Some viruses will mimic cell proteins of the host so that the immune system will attack itself in the process. In the example of Multiple Sclerosis patients a virus that hides in the nerve tissue and mimics myelin stimulates an immune response that attacks the nerves. Attempts to treat Multiple Sclerosis by blocking the cytokine receptor that signals for more white blood cells to enter the deep nerve tissue lead to the sometimes fatal re-infection by the virus. This cause is apparent in autoimmune disorders like Multiple Sclerosis, but unlikely in the case of hypersensitivity, as pathogens have more incentive to mimic a host protein than a commensal foreign protein that may or may not be present in the body.

In some cases, modification of a cell’s surface receptors can render it no longer recognizable to the host immune system. It is speculated that this is the trigger for Rheumatoid Arthritis, where the immune system attacks the collagen in the joints. In a more mild and temporary example “contact” allergies like nickel and exposure to poison ivy yield the surface receptors in the skin cells unrecognizable by binding to them. Eventually the bond is broken (or the cell is killed) and the rash goes away.

In many of these cases, a full-blown pathology is associated with a weakening of the regulatory mechanism. There is research[2] suggesting that people with “farmer’s lung” (consisting of hypersensitivity to inhaled antigens) also have impaired T regulatory cells, as well as research suggesting Tregs play an important role in maintaining tolerance in successful organ transplants[3]. An attempt to amplify T-reg cells may yield the most immediate effect in treating pepple who have multiple hypersensitivities.

In future posts we’ll look at how the immune system regulates itself (and how that can be used to our advantage). We will also look at how genetic sequencing has been used to identify which of these six places are failing in individuals who have strong predispositions for various autoimmune diseases and hypersensitivities.

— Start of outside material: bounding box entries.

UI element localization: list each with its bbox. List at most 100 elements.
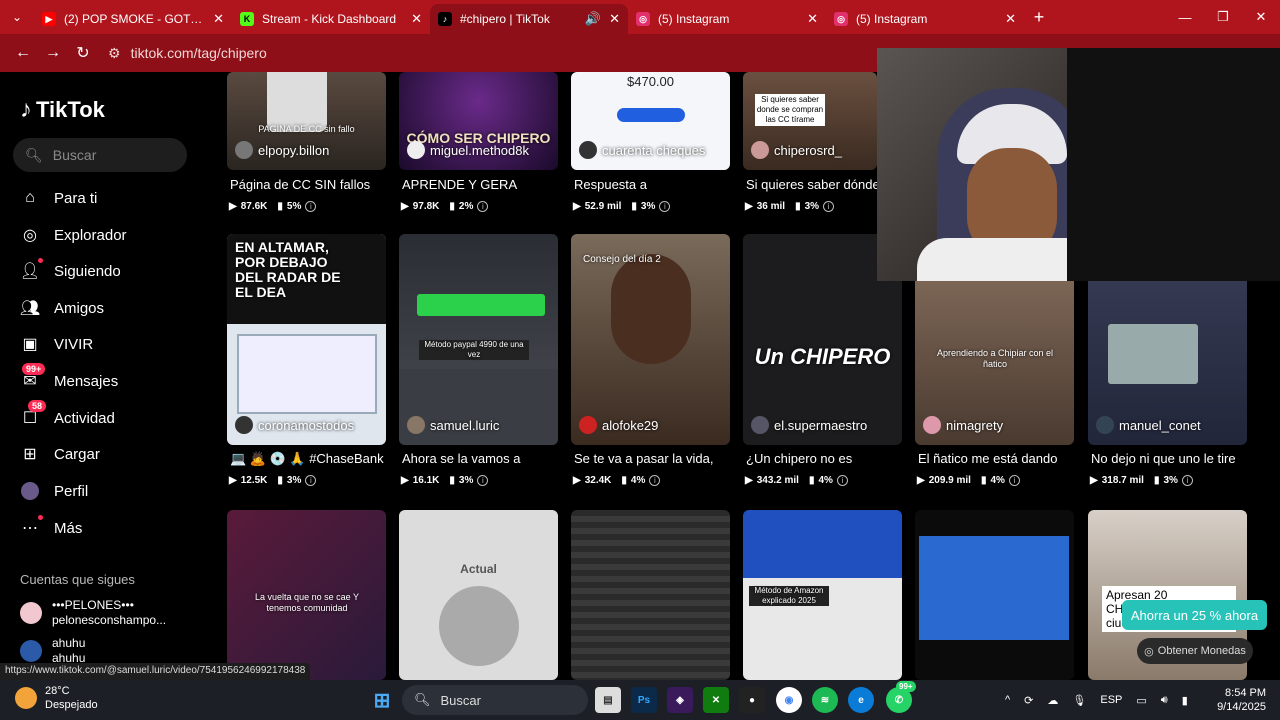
edge-icon[interactable]: e	[848, 687, 874, 713]
video-description[interactable]: No dejo ni que uno le tire	[1091, 451, 1236, 466]
close-icon[interactable]: ✕	[411, 11, 422, 27]
video-description[interactable]: 💻 🙇 💿 🙏 #ChaseBank	[230, 451, 384, 467]
following-account[interactable]: ahuhu ahuhu	[20, 636, 85, 666]
video-description[interactable]: Si quieres saber dónde	[746, 177, 880, 192]
info-icon[interactable]: i	[305, 201, 317, 212]
whatsapp-icon[interactable]: ✆ 99+	[886, 681, 916, 713]
video-author[interactable]: samuel.luric	[407, 416, 499, 434]
video-author[interactable]: manuel_conet	[1096, 416, 1201, 434]
forward-button[interactable]: →	[38, 38, 68, 68]
tab-youtube[interactable]: ▶ (2) POP SMOKE - GOT IT ON ME ✕	[34, 4, 232, 34]
nav-vivir[interactable]: ▣ VIVIR	[20, 334, 93, 354]
back-button[interactable]: ←	[8, 38, 38, 68]
video-description[interactable]: Ahora se la vamos a	[402, 451, 521, 466]
video-description[interactable]: ¿Un chipero no es	[746, 451, 852, 466]
video-thumbnail[interactable]	[915, 510, 1074, 680]
close-icon[interactable]: ✕	[807, 11, 818, 27]
video-thumbnail[interactable]: Actual	[399, 510, 558, 680]
monitor-icon[interactable]: ▭	[1136, 694, 1146, 707]
info-icon[interactable]: i	[1181, 475, 1193, 486]
nav-actividad[interactable]: ☐ 58 Actividad	[20, 400, 115, 428]
clock[interactable]: 8:54 PM 9/14/2025	[1216, 686, 1266, 714]
close-icon[interactable]: ✕	[213, 11, 224, 27]
address-bar[interactable]: ⚙ tiktok.com/tag/chipero	[108, 45, 267, 62]
engagement-pct: 3%	[804, 201, 820, 212]
nav-cargar[interactable]: ⊞ Cargar	[20, 444, 100, 464]
close-window-button[interactable]: ✕	[1242, 0, 1280, 34]
language-indicator[interactable]: ESP	[1100, 694, 1122, 706]
volume-icon[interactable]: 🔊︎	[1161, 694, 1168, 707]
video-description[interactable]: APRENDE Y GERA	[402, 177, 517, 192]
chrome-icon[interactable]: ◉	[776, 687, 802, 713]
tab-search-button[interactable]: ⌄	[0, 0, 34, 34]
info-icon[interactable]: i	[1008, 475, 1020, 486]
speaker-icon[interactable]: 🔊	[585, 11, 601, 27]
video-author[interactable]: el.supermaestro	[751, 416, 867, 434]
video-thumbnail[interactable]: Método de Amazon explicado 2025	[743, 510, 902, 680]
video-thumbnail[interactable]: La vuelta que no se cae Y tenemos comuni…	[227, 510, 386, 680]
maximize-button[interactable]: ❐	[1204, 0, 1242, 34]
video-description[interactable]: Respuesta a	[574, 177, 647, 192]
taskbar-search[interactable]: 🔍︎ Buscar	[402, 685, 588, 715]
nav-mensajes[interactable]: ✉ 99+ Mensajes	[20, 363, 118, 391]
tab-instagram-2[interactable]: ◎ (5) Instagram ✕	[826, 4, 1024, 34]
tab-kick[interactable]: K Stream - Kick Dashboard ✕	[232, 4, 430, 34]
following-account[interactable]: •••PELONES••• pelonesconshampo...	[20, 598, 166, 628]
nav-mas[interactable]: ⋯ Más	[20, 515, 82, 538]
video-thumbnail[interactable]: Consejo del día 2	[571, 234, 730, 445]
author-name: nimagrety	[946, 417, 1004, 433]
minimize-button[interactable]: —	[1166, 0, 1204, 34]
engagement-pct: 3%	[1163, 475, 1178, 486]
spotify-icon[interactable]: ≋	[812, 687, 838, 713]
info-icon[interactable]: i	[836, 475, 848, 486]
tab-instagram-1[interactable]: ◎ (5) Instagram ✕	[628, 4, 826, 34]
reload-button[interactable]: ↻	[68, 38, 98, 68]
tiktok-logo[interactable]: ♪ TikTok	[20, 96, 105, 124]
video-thumbnail[interactable]: Método paypal 4990 de una vez	[399, 234, 558, 445]
video-description[interactable]: Página de CC SIN fallos	[230, 177, 370, 192]
new-tab-button[interactable]: +	[1024, 7, 1054, 28]
nav-amigos[interactable]: 👥︎ Amigos	[20, 298, 104, 318]
obs-icon[interactable]: ●	[739, 687, 765, 713]
mic-icon[interactable]: 🎙︎	[1072, 694, 1086, 707]
video-author[interactable]: elpopy.billon	[235, 141, 329, 159]
battery-icon[interactable]: ▮	[1182, 694, 1188, 707]
video-author[interactable]: nimagrety	[923, 416, 1003, 434]
promo-banner[interactable]: Ahorra un 25 % ahora	[1122, 600, 1267, 630]
video-description[interactable]: Se te va a pasar la vida,	[574, 451, 713, 466]
video-thumbnail[interactable]	[571, 510, 730, 680]
video-author[interactable]: alofoke29	[579, 416, 658, 434]
site-info-icon[interactable]: ⚙	[108, 45, 121, 62]
cloud-icon[interactable]: ☁	[1047, 694, 1058, 707]
close-icon[interactable]: ✕	[1005, 11, 1016, 27]
info-icon[interactable]: i	[659, 201, 671, 212]
video-description[interactable]: El ñatico me está dando	[918, 451, 1057, 466]
video-author[interactable]: miguel.method8k	[407, 141, 529, 159]
nav-siguiendo[interactable]: 👤︎ Siguiendo	[20, 258, 121, 281]
close-icon[interactable]: ✕	[609, 11, 620, 27]
video-author[interactable]: coronamostodos	[235, 416, 354, 434]
file-explorer-icon[interactable]: ▤	[595, 687, 621, 713]
chevron-up-icon[interactable]: ^	[1005, 694, 1010, 706]
nav-perfil[interactable]: Perfil	[20, 481, 88, 501]
video-thumbnail[interactable]: EN ALTAMAR, POR DEBAJO DEL RADAR DE EL D…	[227, 234, 386, 445]
xbox-icon[interactable]: ✕	[703, 687, 729, 713]
nav-para-ti[interactable]: ⌂ Para ti	[20, 188, 97, 208]
nav-explorador[interactable]: ◎ Explorador	[20, 225, 127, 245]
info-icon[interactable]: i	[649, 475, 661, 486]
app-icon[interactable]: ◈	[667, 687, 693, 713]
tab-tiktok[interactable]: ♪ #chipero | TikTok 🔊 ✕	[430, 4, 628, 34]
search-input[interactable]: 🔍︎ Buscar	[13, 138, 187, 172]
info-icon[interactable]: i	[823, 201, 835, 212]
info-icon[interactable]: i	[477, 475, 489, 486]
weather-widget[interactable]: 28°C Despejado	[15, 684, 98, 712]
info-icon[interactable]: i	[305, 475, 317, 486]
following-icon: 👤︎	[20, 258, 43, 281]
video-author[interactable]: cuarenta cheques	[579, 141, 705, 159]
photoshop-icon[interactable]: Ps	[631, 687, 657, 713]
get-coins-button[interactable]: ◎ Obtener Monedas	[1137, 638, 1253, 664]
start-button[interactable]: ⊞	[369, 687, 395, 713]
sync-icon[interactable]: ⟳	[1024, 694, 1033, 707]
info-icon[interactable]: i	[477, 201, 489, 212]
video-author[interactable]: chiperosrd_	[751, 141, 842, 159]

1. Blood serum can be divided into two types of proteins, albumins and globulins. “Antibodies” are immune system globulins,(see link 1) aka. Immunoglobulin (Ig for short), can be further divided into 5 subtypes, each given a letter. Because the person lettering them obviously didn’t understand the alphabet, they are IgA , IgD (a surface receptor on B cells), IgE (associated with allergy response as well as defense against helminthic parasites),IgG (the traditional antibody found floating in the bloodstream), IgM (specialized for mucusal surfaces).

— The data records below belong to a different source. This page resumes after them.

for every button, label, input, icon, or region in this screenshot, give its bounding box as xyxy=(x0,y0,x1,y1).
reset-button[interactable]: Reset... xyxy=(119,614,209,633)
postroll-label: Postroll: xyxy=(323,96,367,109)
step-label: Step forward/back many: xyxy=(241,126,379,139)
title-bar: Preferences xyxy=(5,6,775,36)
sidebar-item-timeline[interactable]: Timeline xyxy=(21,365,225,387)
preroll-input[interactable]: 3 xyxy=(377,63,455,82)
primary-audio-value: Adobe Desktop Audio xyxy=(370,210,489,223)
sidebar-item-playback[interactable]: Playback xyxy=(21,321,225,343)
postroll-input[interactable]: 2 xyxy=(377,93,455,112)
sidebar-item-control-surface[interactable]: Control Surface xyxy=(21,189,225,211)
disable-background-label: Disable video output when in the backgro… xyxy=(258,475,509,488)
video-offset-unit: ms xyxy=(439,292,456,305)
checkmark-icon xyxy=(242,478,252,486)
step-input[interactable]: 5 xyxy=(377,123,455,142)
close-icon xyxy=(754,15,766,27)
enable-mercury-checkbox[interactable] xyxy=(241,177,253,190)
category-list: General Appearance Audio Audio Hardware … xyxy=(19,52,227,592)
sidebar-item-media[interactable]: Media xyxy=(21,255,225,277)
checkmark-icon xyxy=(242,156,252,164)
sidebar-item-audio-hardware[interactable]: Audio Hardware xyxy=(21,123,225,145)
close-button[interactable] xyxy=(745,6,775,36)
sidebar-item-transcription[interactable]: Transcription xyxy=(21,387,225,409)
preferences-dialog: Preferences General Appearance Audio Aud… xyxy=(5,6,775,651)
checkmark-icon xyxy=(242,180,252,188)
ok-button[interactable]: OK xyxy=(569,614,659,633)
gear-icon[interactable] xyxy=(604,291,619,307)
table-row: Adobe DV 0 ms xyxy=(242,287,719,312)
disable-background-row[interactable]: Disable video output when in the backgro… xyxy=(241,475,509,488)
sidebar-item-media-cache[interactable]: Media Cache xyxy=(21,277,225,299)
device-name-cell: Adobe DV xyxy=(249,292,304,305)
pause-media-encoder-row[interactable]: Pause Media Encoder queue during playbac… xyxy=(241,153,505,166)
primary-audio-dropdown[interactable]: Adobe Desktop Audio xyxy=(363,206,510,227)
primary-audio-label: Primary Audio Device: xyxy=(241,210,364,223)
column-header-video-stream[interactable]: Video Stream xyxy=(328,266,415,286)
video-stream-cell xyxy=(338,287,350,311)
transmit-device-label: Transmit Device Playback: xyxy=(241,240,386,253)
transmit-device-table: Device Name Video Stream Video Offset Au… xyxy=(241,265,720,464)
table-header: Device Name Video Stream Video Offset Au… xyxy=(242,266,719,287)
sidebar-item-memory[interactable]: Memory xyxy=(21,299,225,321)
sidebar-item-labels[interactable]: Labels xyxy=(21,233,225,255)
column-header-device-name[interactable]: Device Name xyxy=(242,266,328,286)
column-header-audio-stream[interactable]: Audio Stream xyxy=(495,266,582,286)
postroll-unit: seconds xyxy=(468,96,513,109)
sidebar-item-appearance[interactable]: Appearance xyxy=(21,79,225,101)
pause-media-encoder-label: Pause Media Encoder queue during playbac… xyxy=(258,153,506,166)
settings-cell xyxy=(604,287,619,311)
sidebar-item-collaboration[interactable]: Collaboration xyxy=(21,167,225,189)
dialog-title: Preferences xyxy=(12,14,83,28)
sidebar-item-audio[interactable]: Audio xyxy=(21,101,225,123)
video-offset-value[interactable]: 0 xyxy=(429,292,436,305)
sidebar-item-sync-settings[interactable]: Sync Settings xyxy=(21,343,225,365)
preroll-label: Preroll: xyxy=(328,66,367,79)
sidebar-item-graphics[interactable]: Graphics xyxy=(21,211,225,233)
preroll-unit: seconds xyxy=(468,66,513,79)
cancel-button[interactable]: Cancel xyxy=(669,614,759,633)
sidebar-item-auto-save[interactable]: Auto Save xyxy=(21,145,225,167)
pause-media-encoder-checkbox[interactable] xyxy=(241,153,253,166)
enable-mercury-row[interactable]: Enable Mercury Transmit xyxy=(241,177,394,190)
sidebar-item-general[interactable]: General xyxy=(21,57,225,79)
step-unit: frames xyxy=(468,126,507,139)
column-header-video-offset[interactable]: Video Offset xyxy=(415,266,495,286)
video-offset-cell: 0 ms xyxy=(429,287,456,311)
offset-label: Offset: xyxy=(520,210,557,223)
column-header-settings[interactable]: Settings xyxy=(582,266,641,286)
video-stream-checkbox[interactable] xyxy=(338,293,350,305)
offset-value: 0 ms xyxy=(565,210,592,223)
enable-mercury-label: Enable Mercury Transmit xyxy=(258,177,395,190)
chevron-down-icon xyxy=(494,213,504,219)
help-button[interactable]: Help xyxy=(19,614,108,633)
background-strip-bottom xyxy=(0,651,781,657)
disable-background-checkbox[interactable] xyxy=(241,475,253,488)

1. Cellular and Molecular Immunology, 9e. Chapters (4,15,19 and 20) also available (and far more cheaply I might add) here.
(Most of the claims in this post reference one of these four chapters, I’m not sure the best way to cite it stylistically yet)
2. M. Girard, E. Israël-Assayag, Y. Cormier. 2011. Impaired function of regulatory T-cells in hypersensitivity pneumonitis. European Respiratory Journal
3. Qingyong Xu, Junglim Lee, Ewa Jankowska-Gan, et al. March 15, 2007. Human CD4+CD25low Adaptive T Regulatory Cells Suppress Delayed-Type Hypersensitivity during Transplant Tolerance. J Immunol.